Pendengar bisa saja menghubungkannya dengan kondisi sosial di sekitar mereka, sosok ibu, perempuan yang memilih bertahan dalam diam, ketidakadilan, atau bahkan pergulatan yang terjadi di dalam diri sendiri. Lagu “Pertiwi” secara resmi dirilis pada 2 September 2026 di berbagai platform streaming musik.
Keterangan yang tercatat menyebut Bisa berupa luka yang belum selesai, kalimat yang tidak pernah tersampaikan, kemarahan yang sengaja diredam, hingga keberanian kecil untuk akhirnya mengatakan apa yang selama ini dipercaya.
Data lain dalam laporan menunjukkan Jangan sampai ketinggalan berita hari ini! Prediksi Skor Palermo vs Mantova di Coppa Italia: Rosanero Siap Libas Tim Tamu di Renzo Barbera Kasus Penipuan Rp 3,5 Miliar Dihentikan Usai Ruben Onsu Berdamai dengan Pelapor Weton Satrio Wibowo: 5 Weton Pembawa Rezeki, Karisma, dan Kehormatan Menurut Primbon Jawa Manajemen Buka Suara Usai Ikang Fawzi Dikabarkan Menikah Lagi Obligasi Danantara: Dana Murah Pembangunan yang Rentan TPPU? 35 Santri Keracunan MBG Masih Dirawat di RS Siti Hajar Sidoarjo Prediksi Skor Laos U-20 vs Timnas Indonesia U-20: Garuda Muda Berpeluang Pesta Gol! Prediksi Sassuolo vs Frosinone di Coppa Italia 2026/2027: Jay Idzes Cs Menang Susah Payah
Informasi lain yang berkaitan dengan peristiwa tersebut mencakup Yura Yunita kembali menghadirkan karya terbaru lewat lagu berjudul “Pertiwi”. Berbeda dari karya yang sekadar ingin menyampaikan pesan secara gamblang, lagu ini justru mengajak pendengar masuk lebih dalam ke pengalaman dan perasaan masing-masing. Pada waktu yang sama, Yura Yunita juga meluncurkan video musik yang menjadi bagian penting dari keseluruhan cerita lagu tersebut. Sejak awal, “Pertiwi” memang tidak dirancang untuk mudah dijelaskan dalam satu kalimat. Lagu ini berbicara tentang sesuatu yang lebih personal: ketakutan, keberanian, kemarahan, sekaligus keputusan untuk tidak lagi terus-menerus membungkam suara diri.

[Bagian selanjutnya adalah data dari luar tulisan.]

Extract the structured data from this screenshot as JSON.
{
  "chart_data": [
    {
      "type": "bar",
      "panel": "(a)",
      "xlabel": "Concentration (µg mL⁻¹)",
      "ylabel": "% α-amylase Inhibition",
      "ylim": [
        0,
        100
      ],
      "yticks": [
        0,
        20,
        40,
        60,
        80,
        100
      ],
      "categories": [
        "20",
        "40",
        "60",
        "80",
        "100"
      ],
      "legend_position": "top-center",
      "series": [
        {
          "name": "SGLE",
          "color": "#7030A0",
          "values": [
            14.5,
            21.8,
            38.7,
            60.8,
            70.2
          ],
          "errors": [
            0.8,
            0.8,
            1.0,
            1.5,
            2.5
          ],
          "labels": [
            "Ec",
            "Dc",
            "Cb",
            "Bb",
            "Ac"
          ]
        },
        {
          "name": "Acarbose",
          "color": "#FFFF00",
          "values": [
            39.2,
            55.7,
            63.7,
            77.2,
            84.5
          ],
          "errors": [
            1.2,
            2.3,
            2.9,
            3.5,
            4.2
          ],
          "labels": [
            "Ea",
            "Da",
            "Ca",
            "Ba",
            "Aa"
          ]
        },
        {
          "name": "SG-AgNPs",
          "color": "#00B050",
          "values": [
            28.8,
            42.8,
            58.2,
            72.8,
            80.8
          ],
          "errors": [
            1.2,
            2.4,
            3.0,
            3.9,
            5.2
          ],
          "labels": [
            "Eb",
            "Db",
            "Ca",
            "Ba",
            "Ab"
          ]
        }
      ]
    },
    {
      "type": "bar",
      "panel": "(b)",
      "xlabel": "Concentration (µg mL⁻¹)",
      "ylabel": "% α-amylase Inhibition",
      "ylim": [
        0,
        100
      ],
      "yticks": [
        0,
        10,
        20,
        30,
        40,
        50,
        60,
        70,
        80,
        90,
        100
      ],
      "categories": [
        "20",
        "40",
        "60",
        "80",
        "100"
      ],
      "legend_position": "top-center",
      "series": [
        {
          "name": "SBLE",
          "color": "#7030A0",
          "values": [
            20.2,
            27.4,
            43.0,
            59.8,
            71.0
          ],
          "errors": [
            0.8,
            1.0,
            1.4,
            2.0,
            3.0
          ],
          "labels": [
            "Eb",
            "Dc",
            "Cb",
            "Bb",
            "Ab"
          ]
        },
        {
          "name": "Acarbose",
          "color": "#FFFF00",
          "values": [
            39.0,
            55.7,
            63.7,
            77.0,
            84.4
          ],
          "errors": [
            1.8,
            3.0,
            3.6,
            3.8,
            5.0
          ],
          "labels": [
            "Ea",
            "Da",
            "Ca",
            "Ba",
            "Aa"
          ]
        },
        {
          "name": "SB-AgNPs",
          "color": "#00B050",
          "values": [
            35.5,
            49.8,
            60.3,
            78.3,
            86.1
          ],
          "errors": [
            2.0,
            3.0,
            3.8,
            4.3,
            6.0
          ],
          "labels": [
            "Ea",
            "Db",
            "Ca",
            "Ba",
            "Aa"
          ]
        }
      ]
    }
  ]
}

Ada lagu yang selesai ketika musik berhenti. Namun, “Pertiwi” terasa seperti karya yang justru mulai bekerja setelah nada terakhir menghilang. Sejumlah Momen Romantis Audi Marissa dan Anthony Xie Selama Masa Pernikahan Perasaan itu muncul dari cara lagu ini membawa pendengar berhadapan dengan hal-hal yang selama ini mungkin disimpan rapat. Secara musikal, “Pertiwi” ditulis oleh Donne Maula dengan notasi dari Yura Yunita. Produksi musiknya dipercayakan kepada Iwan Popo. Aransemen yang dihasilkan terdengar megah, tetapi tidak berlebihan. Karakter vokal Yura yang kuat sekaligus penuh penghayatan membuat tema keberanian dalam “Pertiwi” terasa semakin dekat. Ia tidak digambarkan sebagai keberanian yang datang tanpa rasa takut. Sebaliknya, keberanian dalam lagu ini lahir ketika seseorang masih gemetar, masih ragu, tetapi memilih untuk tetap bersuara. Hal itulah yang membuat “Pertiwi” terbuka terhadap banyak tafsir. Yura tidak ingin mengunci lagunya dalam satu makna. Di tengah kebiasaan publik yang ingin segala sesuatu dijelaskan dengan cepat, “Pertiwi” justru memberikan ruang agar pendengar menemukan arti lagunya sendiri berdasarkan pengalaman hidup mereka masing-masing. Foto Terakhir Kebersamaan Anthony Xie dengan Audi Marissa Usai Digugat Cerai Prediksi Skor Udinese vs Venezia di Coppa Italia: Sang Zebra Kecil Berpeluang Menang di Friuli!